In [68]:
import numpy as np
import pandas as pd
from konlpy.tag import Mecab
from tqdm import tqdm
from collections import Counter
import itertools # 2차원 배열 1차원 배열로
from sklearn.feature_extraction.text import TfidfVectorizer
import os #폴더 이름 가져오기

class Preprocessor:
    def __init__(self, filepath, stopwords_file):
        self.filepath = filepath
        self.stopwords_file = stopwords_file
        self.stopwords = self.load_stopwords()
        self.file_list = self.choice_file()
        self.files = self.load_files()

    def load_stopwords(self):
        with open(self.stopwords_file, encoding='utf-8') as f:
            stopwords = [line.strip() for line in f]
        return stopwords

    def choice_file(self):
        file_list = os.listdir(self.filepath)
        cnt=0
        for i in file_list:
            i=self.filepath+"/"+i
            file_list[cnt]=i
            cnt+=1
        return file_list

    def load_files(self):
        files=[]
        for i in self.file_list:
            try:
                df=pd.read_csv(i,encoding="UTF-8") # 크롤링한 파일 가져오기
                files.append(df)
            except:
                pass #.ipynb_checkpoints 파일때문
        return self.delete(files)

    def delete(self, files):
        result=[]
        for df in files:
            df=df.replace("- dc official App","") # 글 내용없을때 들어가는 "- dc official App" 대체
            df=df.fillna('') # 결측치 제거
            df['data']=df['title']+ " " +df['content'] # 제목+내용을 하나로 합쳐서 'data'로 저장 
            del df['title'],df['content'],df['no'] # 제목,내용,글번호 삭제
            data=df['data']
            result.append(df)
        return result

    def data_processing(self):
        for file in self.files:
            file['data']=file['data'].str.replace("[^ㄱ-ㅎㅏ-ㅣ가-힣 ]","") # 정규화
            file['data']=file['data'].str.replace('^ +', "") # 공백은 empty값으로 변경
            file['data'].replace('', np.nan, inplace=True) # 공백은 Null 값으로 변경
            file['data'].dropna(how='any',inplace=True) # Null 값 제거

    def data_processing_stopword(self):
        m=Mecab()
        result=[]
        print("모든 파일 불용어 제거중...")
        for file in self.files:
            rs=[]
            for i in tqdm(file['data']):
                tokenized_sentence =m.morphs(str(i))
                stopwords_removed_sentence=[word for word in tokenized_sentence if not word in self.stopwords]
                rs.append(stopwords_removed_sentence)
            result.append(rs)
        return self.remove_one_word(result)

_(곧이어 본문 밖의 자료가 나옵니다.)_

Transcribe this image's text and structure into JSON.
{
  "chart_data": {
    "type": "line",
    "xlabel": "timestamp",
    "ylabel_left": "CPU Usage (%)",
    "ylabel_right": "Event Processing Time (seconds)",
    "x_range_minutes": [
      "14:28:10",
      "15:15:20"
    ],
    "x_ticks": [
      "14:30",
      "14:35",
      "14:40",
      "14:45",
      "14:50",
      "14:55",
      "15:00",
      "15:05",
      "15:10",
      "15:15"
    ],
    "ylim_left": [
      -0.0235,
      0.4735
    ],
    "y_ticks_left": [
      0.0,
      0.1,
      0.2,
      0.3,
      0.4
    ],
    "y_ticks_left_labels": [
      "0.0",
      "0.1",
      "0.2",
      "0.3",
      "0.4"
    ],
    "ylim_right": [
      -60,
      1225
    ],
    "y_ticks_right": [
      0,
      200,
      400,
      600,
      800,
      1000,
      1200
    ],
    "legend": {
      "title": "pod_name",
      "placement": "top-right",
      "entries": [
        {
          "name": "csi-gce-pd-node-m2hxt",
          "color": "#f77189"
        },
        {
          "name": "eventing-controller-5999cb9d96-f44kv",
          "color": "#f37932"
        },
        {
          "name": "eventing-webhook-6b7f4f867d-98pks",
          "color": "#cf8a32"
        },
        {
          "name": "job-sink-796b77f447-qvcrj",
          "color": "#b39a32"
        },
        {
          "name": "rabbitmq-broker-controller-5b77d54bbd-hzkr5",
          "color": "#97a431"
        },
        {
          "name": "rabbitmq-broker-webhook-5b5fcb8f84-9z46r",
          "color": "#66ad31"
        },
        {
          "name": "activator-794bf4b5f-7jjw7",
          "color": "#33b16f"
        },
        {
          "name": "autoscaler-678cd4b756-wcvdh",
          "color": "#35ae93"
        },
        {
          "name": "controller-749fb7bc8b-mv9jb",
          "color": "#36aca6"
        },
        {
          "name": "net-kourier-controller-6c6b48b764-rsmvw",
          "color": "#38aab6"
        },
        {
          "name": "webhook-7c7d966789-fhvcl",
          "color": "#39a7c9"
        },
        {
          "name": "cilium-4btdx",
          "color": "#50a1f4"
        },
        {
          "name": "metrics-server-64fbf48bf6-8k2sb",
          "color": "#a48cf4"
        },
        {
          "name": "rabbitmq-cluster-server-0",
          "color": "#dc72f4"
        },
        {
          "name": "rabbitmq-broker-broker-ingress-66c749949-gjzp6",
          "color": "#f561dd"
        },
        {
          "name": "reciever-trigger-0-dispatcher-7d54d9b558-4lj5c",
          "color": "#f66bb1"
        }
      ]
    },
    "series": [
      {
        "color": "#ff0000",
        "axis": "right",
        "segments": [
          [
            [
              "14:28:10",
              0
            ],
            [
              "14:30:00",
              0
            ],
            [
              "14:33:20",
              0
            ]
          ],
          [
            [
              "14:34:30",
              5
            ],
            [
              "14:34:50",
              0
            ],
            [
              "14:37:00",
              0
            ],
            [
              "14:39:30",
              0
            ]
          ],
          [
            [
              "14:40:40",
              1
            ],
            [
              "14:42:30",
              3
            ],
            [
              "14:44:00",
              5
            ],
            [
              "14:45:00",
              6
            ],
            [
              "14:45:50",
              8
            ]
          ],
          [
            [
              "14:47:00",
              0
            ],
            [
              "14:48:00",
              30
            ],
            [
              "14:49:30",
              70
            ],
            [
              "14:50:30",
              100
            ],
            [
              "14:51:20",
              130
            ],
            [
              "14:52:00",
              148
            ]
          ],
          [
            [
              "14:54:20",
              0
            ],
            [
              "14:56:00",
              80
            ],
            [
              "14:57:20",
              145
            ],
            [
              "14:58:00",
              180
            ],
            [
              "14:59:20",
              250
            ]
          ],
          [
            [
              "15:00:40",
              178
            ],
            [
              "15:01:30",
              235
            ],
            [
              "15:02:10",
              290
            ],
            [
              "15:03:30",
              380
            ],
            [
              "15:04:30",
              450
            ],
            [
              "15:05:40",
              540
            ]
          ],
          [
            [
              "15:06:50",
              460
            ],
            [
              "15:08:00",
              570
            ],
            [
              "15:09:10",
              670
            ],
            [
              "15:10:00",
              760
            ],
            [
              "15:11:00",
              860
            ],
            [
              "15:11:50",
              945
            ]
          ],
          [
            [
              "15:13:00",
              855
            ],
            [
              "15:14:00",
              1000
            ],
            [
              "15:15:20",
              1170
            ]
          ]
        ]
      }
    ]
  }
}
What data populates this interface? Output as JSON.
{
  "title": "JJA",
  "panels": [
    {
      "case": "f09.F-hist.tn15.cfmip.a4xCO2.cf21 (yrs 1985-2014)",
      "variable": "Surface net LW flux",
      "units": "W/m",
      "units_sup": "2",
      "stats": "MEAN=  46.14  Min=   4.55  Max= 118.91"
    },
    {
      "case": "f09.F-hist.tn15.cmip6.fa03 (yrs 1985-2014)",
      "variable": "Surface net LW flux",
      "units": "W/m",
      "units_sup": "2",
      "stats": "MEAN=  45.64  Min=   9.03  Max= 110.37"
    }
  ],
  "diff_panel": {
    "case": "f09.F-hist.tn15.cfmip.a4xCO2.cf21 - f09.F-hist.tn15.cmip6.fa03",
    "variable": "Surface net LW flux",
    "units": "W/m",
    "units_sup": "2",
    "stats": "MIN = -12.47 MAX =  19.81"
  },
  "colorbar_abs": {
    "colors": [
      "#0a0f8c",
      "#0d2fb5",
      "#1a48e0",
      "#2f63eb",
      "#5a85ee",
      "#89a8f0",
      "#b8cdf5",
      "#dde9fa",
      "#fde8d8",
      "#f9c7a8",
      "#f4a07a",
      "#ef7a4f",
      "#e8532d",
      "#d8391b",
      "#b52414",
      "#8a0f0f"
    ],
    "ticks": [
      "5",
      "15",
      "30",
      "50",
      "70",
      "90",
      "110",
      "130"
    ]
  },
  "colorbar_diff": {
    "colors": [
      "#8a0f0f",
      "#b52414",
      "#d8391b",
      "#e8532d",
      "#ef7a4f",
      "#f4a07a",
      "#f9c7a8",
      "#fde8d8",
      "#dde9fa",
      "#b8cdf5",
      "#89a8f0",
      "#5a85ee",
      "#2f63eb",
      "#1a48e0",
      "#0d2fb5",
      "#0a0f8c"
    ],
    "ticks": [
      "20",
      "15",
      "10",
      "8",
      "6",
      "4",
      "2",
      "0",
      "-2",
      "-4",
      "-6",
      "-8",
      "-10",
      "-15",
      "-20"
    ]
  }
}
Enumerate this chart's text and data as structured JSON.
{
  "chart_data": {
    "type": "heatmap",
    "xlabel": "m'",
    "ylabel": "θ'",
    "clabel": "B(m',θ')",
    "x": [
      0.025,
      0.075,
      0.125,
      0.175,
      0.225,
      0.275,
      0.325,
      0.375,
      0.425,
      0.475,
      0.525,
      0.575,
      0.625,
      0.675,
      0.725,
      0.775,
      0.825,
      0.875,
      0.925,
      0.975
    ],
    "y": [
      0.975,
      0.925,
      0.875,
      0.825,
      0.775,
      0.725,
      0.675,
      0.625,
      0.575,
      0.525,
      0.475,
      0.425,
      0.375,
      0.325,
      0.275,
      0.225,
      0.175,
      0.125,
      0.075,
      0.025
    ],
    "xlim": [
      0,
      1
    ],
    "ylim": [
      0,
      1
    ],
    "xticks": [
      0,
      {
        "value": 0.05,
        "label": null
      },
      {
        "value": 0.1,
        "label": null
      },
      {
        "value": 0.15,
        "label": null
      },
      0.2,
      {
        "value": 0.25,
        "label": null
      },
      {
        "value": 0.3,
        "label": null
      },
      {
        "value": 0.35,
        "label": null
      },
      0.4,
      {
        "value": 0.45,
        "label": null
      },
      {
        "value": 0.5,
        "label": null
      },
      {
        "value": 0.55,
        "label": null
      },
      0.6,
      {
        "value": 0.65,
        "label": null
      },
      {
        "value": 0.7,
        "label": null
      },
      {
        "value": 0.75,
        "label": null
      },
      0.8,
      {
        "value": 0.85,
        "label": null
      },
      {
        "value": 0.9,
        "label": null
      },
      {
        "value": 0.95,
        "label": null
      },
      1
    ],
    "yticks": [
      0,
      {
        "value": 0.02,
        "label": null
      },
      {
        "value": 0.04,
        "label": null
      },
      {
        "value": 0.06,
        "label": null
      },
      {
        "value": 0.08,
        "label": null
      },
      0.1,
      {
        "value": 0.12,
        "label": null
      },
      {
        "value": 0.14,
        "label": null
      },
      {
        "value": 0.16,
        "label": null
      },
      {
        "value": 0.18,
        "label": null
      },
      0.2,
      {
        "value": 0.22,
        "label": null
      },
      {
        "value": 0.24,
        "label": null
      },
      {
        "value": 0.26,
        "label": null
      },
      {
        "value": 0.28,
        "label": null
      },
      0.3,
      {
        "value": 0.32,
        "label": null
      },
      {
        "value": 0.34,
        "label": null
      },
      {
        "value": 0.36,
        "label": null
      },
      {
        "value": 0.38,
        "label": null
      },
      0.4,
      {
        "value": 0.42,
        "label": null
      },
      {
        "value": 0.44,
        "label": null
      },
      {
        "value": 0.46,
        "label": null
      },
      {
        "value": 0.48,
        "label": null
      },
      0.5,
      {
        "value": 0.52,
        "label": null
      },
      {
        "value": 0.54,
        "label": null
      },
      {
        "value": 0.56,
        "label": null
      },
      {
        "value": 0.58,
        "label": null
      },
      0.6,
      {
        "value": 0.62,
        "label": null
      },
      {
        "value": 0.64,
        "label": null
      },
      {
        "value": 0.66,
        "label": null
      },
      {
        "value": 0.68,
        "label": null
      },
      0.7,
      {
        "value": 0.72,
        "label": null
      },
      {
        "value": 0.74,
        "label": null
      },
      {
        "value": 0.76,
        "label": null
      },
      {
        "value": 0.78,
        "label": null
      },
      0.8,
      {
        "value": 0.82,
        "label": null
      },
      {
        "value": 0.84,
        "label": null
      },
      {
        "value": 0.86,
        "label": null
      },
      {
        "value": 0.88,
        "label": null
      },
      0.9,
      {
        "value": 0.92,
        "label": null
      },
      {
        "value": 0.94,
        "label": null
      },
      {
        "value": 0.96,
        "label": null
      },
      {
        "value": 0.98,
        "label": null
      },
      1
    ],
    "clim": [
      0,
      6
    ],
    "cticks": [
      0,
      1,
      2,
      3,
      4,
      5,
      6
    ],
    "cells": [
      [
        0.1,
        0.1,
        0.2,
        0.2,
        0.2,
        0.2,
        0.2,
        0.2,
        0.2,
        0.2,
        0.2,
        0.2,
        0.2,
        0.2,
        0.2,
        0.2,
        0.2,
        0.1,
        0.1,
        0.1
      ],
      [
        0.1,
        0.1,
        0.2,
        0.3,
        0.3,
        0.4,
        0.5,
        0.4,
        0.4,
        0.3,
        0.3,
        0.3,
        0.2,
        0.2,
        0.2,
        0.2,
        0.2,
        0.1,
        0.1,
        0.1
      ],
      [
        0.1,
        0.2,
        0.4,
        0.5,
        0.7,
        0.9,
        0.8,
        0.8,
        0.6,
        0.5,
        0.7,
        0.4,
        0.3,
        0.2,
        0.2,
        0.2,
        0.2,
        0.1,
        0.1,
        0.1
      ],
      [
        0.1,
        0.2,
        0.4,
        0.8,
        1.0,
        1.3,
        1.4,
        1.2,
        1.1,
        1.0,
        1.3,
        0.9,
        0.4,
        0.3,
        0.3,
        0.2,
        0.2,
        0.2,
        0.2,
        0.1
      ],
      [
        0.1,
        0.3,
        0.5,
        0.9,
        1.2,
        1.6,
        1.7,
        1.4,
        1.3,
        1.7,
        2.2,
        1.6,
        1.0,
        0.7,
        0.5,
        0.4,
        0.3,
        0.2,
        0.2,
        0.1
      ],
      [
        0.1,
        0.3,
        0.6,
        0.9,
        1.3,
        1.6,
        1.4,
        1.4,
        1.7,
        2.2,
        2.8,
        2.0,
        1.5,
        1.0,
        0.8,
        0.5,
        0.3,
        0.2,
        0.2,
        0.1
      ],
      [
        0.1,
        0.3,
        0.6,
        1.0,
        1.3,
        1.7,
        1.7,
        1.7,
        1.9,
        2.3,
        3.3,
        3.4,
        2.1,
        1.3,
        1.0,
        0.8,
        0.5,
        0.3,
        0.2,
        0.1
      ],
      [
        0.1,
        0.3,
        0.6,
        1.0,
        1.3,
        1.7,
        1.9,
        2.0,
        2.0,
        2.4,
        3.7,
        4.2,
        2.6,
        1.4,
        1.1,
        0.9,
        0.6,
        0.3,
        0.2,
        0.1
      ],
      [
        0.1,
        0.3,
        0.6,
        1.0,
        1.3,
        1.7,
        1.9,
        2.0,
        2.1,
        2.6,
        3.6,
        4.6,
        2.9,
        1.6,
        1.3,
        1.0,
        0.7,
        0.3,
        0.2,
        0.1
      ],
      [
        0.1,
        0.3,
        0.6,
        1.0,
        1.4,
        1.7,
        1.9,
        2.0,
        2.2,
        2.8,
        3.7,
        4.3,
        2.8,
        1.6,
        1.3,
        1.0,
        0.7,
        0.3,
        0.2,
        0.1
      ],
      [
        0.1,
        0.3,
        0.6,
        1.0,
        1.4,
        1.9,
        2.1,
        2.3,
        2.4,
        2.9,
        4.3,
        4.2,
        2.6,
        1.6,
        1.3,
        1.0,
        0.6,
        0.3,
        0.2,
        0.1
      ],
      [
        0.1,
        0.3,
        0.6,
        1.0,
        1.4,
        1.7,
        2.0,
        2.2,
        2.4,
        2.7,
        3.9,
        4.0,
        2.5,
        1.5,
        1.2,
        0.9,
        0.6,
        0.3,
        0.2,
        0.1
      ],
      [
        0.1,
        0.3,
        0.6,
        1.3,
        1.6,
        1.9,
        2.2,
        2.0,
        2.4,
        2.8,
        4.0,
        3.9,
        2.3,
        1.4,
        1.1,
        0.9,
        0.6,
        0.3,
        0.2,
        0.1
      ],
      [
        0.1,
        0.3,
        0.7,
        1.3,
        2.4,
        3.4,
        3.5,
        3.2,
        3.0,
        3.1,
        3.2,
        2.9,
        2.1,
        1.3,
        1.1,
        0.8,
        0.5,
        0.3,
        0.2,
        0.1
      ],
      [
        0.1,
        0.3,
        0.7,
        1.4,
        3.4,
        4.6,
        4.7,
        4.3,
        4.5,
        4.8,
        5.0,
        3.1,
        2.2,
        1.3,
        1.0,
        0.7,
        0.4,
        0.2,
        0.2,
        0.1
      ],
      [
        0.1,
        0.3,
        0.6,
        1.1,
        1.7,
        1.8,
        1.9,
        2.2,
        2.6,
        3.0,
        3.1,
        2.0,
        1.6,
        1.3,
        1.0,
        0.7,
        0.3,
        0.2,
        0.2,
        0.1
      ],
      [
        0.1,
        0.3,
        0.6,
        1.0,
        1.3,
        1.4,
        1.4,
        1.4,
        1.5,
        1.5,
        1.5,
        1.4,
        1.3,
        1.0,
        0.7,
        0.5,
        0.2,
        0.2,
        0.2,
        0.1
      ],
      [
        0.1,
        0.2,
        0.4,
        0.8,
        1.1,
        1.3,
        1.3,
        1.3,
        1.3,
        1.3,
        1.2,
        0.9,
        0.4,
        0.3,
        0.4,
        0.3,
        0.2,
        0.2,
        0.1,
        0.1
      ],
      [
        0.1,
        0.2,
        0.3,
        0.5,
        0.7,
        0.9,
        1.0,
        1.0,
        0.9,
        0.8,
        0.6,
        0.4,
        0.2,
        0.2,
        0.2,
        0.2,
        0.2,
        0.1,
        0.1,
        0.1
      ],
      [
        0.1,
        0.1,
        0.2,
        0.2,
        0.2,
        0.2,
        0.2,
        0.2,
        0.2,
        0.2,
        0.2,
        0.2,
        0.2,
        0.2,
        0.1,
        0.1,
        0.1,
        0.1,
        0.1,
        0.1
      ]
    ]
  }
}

    def remove_one_word(self, result):
        one_word_remove=[]
        for res in result:
            temp=[]
            for word in res:
                tmp=[]
                for i in word:
                    if len(i)>1:
                        tmp.append(i)
                temp.append(tmp)
            one_word_remove.append(temp)
        print("한 글자 제외 완료")
        return self.filter_pos(one_word_remove)
    
    def filter_pos(self, one_word_remove):
        print("Mecab 실행중...")
        result=[]
        m=Mecab()
        for onefile in tqdm(one_word_remove):
            rs=[]
            for word in onefile:
                tmp=[]
                for i in word:
                    if m.pos(i)[0][1]=='NNG' or m.pos(i)[0][1]=='NNB' or m.pos(i)[0][1]=='NNBC' or m.pos(i)[0][1]=='NR' or m.pos(i)[0][1]=='NP' or m.pos(i)[0][1]=='VX' or m.pos(i)[0][1]=='VCP' or m.pos(i)[0][1]=='VCN' or m.pos(i)[0][1]=='MAJ'or m.pos(i)[0][1]=='VV' or m.pos(i)[0][1]=='VA' or m.pos(i)[0][1]=='MMG':
                        tmp.append(m.pos(i)[0][0])
                rs.append(tmp)
            result.append(rs)
        return result

In [69]:
import numpy as np

# 데이터가 저장된 폴더 경로
filepath = '/Users/home/jp/1일전일봉고점'

stopwords_file=('/Users/home/jp/stopwords.txt')

# 클래스 인스턴스화
preprocessor = Preprocessor(filepath, stopwords_file)

# 데이터 전처리
preprocessor.data_processing()

# 결과
result=preprocessor.data_processing_stopword()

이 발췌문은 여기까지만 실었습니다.